From 23 September to 5 November 2023 the eighth British Ceramics Biennial took place in Stoke-on-Trent and Newcastle-under-Lyme. Exhibitions, events, and new artist commissions animated the city, spotlighting some of the leading ceramic artists working today, all against the backdrop of Stoke-on-Trent’s distinctive industrial heritage.
All Saints Church in Hanley, an Arts & Craft church built ‘by the potters, for the potters’ was the main Biennial venue in 2023 with major solo exhibitions at The Potteries Museum & Art Gallery, AirSpace Gallery, and The Brampton Museum in Newcastle-under-Lyme.
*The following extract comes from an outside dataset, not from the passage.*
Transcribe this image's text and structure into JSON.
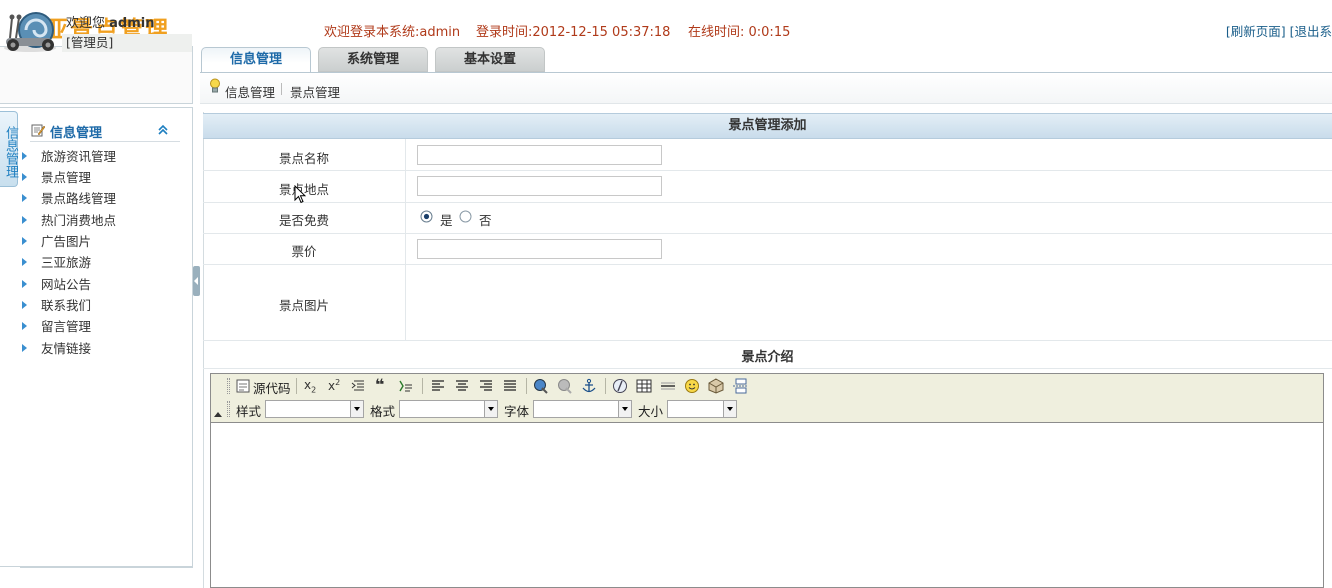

See below for all the exhibitions.
All Saints Church
- Award
- Fresh
- Awarded
- Fresh Talent
- People and Place
- Place Setting
- International Exchange with the Indian Ceramics Triennale
- Staffordshire University
- Recast
All Saints also featured the Tactile Project Space, where you were invited to explore, take part, and get hands-on with clay, guided by our talented and friendly ceramic artists. The tiles that were made in the space will be installed in the city to create a wildflower meadow.
Partner venues
At The Potteries Museum & Art Gallery, multidisciplinary artist and writer Osman Yousefzada’s Embodiments of Memory considered life after death and the process of grief, offering a healing space for contemplation, memorial and ritual
William Cobbing’s Social Substance at AirSpace Gallery, presented a series of new video, sculpture, and performance pieces, which explored a playful and ambiguous interaction between people immersed in mounds of formless clay.
At The Brampton Museum, Newcastle-under-Lyme, Neil Brownsword’s Obsolescence and Renewal extended the artist’s examination of marginalised histories associated with the origins of British ceramic manufacture.